Tuesday 27 March 2012

Marshall McLuhan


McLuhan is known for coining the expressions "the medium is the message" and "the global village" and predicted the World Wide Web almost thirty years before it was invented. Although he was a fixture in media discourse in the late 1960s, his influence started to wane in the early seventies. In the years after his death, he would continue to be a controversial figure in academic circles. With the arrival of the internet, however, there was renewed interest in his work and perspective.

"Hot" and "cool" media
In the first part of his book Understanding Media, McLuhan stated that different media invite different degrees of participation on the part of a person who chooses to consume it. Some media, like the movies, were "hot"—that is, they enhance one  vision, in such a manner that a person does not need to exert much effort in filling in the details of a movie image.

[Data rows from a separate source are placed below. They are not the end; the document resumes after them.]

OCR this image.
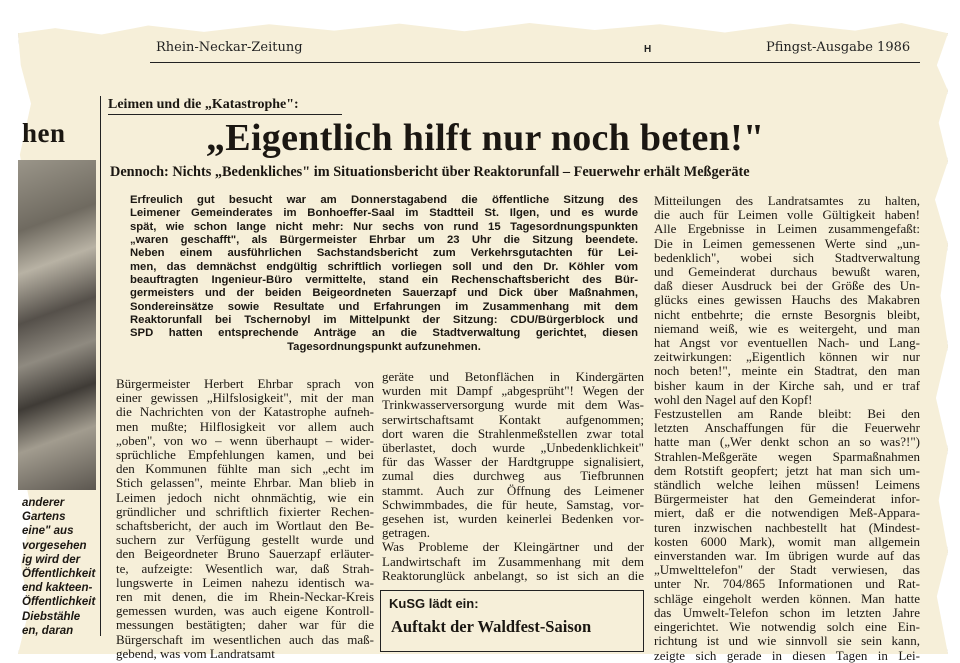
Rhein-Neckar-Zeitung	H	Pfingst-Ausgabe 1986
hen
anderer
Gartens
eine" aus
vorgesehen
ig wird der
Öffentlichkeit
end kakteen-
Öffentlichkeit
Diebstähle
en, daran
Leimen und die „Katastrophe":
„Eigentlich hilft nur noch beten!"
Dennoch: Nichts „Bedenkliches" im Situationsbericht über Reaktorunfall – Feuerwehr erhält Meßgeräte
Erfreulich gut besucht war am Donnerstagabend die öffentliche Sitzung des
Leimener Gemeinderates im Bonhoeffer-Saal im Stadtteil St. Ilgen, und es wurde
spät, wie schon lange nicht mehr: Nur sechs von rund 15 Tagesordnungspunkten
„waren geschafft", als Bürgermeister Ehrbar um 23 Uhr die Sitzung beendete.
Neben einem ausführlichen Sachstandsbericht zum Verkehrsgutachten für Lei-
men, das demnächst endgültig schriftlich vorliegen soll und den Dr. Köhler vom
beauftragten Ingenieur-Büro vermittelte, stand ein Rechenschaftsbericht des Bür-
germeisters und der beiden Beigeordneten Sauerzapf und Dick über Maßnahmen,
Sondereinsätze sowie Resultate und Erfahrungen im Zusammenhang mit dem
Reaktorunfall bei Tschernobyl im Mittelpunkt der Sitzung: CDU/Bürgerblock und
SPD hatten entsprechende Anträge an die Stadtverwaltung gerichtet, diesen
Tagesordnungspunkt aufzunehmen.
Bürgermeister Herbert Ehrbar sprach von
einer gewissen „Hilfslosigkeit", mit der man
die Nachrichten von der Katastrophe aufneh-
men mußte; Hilflosigkeit vor allem auch
„oben", von wo – wenn überhaupt – wider-
sprüchliche Empfehlungen kamen, und bei
den Kommunen fühlte man sich „echt im
Stich gelassen", meinte Ehrbar. Man blieb in
Leimen jedoch nicht ohnmächtig, wie ein
gründlicher und schriftlich fixierter Rechen-
schaftsbericht, der auch im Wortlaut den Be-
suchern zur Verfügung gestellt wurde und
den Beigeordneter Bruno Sauerzapf erläuter-
te, aufzeigte: Wesentlich war, daß Strah-
lungswerte in Leimen nahezu identisch wa-
ren mit denen, die im Rhein-Neckar-Kreis
gemessen wurden, was auch eigene Kontroll-
messungen bestätigten; daher war für die
Bürgerschaft im wesentlichen auch das maß-
gebend, was vom Landratsamt
geräte und Betonflächen in Kindergärten
wurden mit Dampf „abgesprüht"! Wegen der
Trinkwasserversorgung wurde mit dem Was-
serwirtschaftsamt Kontakt aufgenommen;
dort waren die Strahlenmeßstellen zwar total
überlastet, doch wurde „Unbedenklichkeit"
für das Wasser der Hardtgruppe signalisiert,
zumal dies durchweg aus Tiefbrunnen
stammt. Auch zur Öffnung des Leimener
Schwimmbades, die für heute, Samstag, vor-
gesehen ist, wurden keinerlei Bedenken vor-
getragen.
Was Probleme der Kleingärtner und der
Landwirtschaft im Zusammenhang mit dem
Reaktorunglück anbelangt, so ist sich an die
Mitteilungen des Landratsamtes zu halten,
die auch für Leimen volle Gültigkeit haben!
Alle Ergebnisse in Leimen zusammengefaßt:
Die in Leimen gemessenen Werte sind „un-
bedenklich", wobei sich Stadtverwaltung
und Gemeinderat durchaus bewußt waren,
daß dieser Ausdruck bei der Größe des Un-
glücks eines gewissen Hauchs des Makabren
nicht entbehrte; die ernste Besorgnis bleibt,
niemand weiß, wie es weitergeht, und man
hat Angst vor eventuellen Nach- und Lang-
zeitwirkungen: „Eigentlich können wir nur
noch beten!", meinte ein Stadtrat, den man
bisher kaum in der Kirche sah, und er traf
wohl den Nagel auf den Kopf!
Festzustellen am Rande bleibt: Bei den
letzten Anschaffungen für die Feuerwehr
hatte man („Wer denkt schon an so was?!")
Strahlen-Meßgeräte wegen Sparmaßnahmen
dem Rotstift geopfert; jetzt hat man sich um-
ständlich welche leihen müssen! Leimens
Bürgermeister hat den Gemeinderat infor-
miert, daß er die notwendigen Meß-Appara-
turen inzwischen nachbestellt hat (Mindest-
kosten 6000 Mark), womit man allgemein
einverstanden war. Im übrigen wurde auf das
„Umwelttelefon" der Stadt verwiesen, das
unter Nr. 704/865 Informationen und Rat-
schläge eingeholt werden können. Man hatte
das Umwelt-Telefon schon im letzten Jahre
eingerichtet. Wie notwendig solch eine Ein-
richtung ist und wie sinnvoll sie sein kann,
zeigte sich gerade in diesen Tagen in Lei-
KuSG lädt ein:
Auftakt der Waldfest-Saison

 McLuhan contrasted this with "cool" TV, which he claimed requires more effort on the part of the viewer to determine meaning, and comics, which due to their minimal presentation of visual detail require a high degree of effort to fill in details that the cartoonist may have intended to portray.

A movie is thus said by McLuhan to be "hot", intensifying one single sense "high definition", demanding a viewer's attention, and a comic book to be "cool" and "low definition", requiring much more conscious participation by the reader to extract value.